昼はポカポカ、でも夜は寒い…

この季節だからこその好適な防寒アイテムとは?

2009.02.26 THU



写真提供/AFLO
2月4日の立春を過ぎ、暦の上では春を迎えた。毎年この時期は出掛ける格好に悩む。夜間は真冬同然に冷え込むので軽装で出掛けると帰りに後悔するが、かといって一日中寒いわけでもないので着込みすぎもNG。さしあたって一番は「しっかり防寒しつつ、気軽に軽装になれる格好」なのだが、この加減がなかなか難しいのだ。果たしてこの時期に好適な着こなしなどあるのだろうか? 衣服の機能性の研究における第一人者、文化女子大学の田村照子先生からは、「気候にもよりますが、シャツ・セーターなどある程度重ね着した上にダウンベストを着るスタイルは、防寒性も高く着脱も楽なのでこの時期に合いそう」とのお話があった。ダウンベスト。確かに気軽に軽装になれるアイテムではある。だが、腕が手薄なスタイルだけに夜は少し寒そうな気もするが。

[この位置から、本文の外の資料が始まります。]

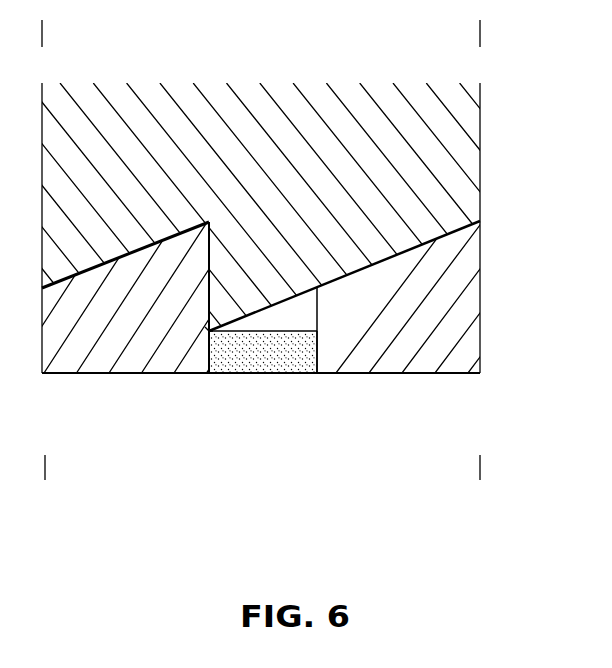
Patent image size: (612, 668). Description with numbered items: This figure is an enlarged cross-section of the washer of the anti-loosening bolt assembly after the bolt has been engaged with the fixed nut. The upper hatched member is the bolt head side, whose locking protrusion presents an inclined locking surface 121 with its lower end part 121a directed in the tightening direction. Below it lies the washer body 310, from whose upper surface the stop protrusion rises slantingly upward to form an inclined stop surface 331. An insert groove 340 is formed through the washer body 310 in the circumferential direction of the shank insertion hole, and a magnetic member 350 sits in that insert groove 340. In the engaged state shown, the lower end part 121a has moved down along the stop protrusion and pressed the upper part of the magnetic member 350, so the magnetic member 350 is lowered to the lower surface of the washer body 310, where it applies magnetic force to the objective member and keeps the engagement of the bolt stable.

「実は、防寒をするにあたって最も大切な部位は胴部分。そこをしっかり寒さから守れば、体温は一定に保たれます」(田村先生)

人間の寒さ(暑さ)の感覚は、「運動による発熱」や「低気温による放熱(熱は温度の高い方から低い方へ流れる性質を持つ)」などにより、37℃という一定の体温が上下することで起こるのだという。つまり、体温が一定であれば、気温が低いなかで全身を覆っていなくても寒くないそうだ。しかし、薄着の腕から放熱しないのだろうか?

「手足は胴に比べて、皮膚血管の拡張・収縮による放熱の調節機能が活発で、自律的に体温調整をしています。だから、調節機能が活発ではない胴を衣服でサポートすれば、体温を一定に保ちやすいわけです」(同)

ここでいう衣服の役割は、放熱を遮断すること。これにより自らの熱で胴が温められ、全身も寒くなくなるという。ダウンベストはオフタイムのアイテムだが、出勤時もスーツの下に一枚ベストを着るだけで防寒作用が期待できる。子どものころは少し軽く見ていたが、実はチョッキ侮るなかれのようだ。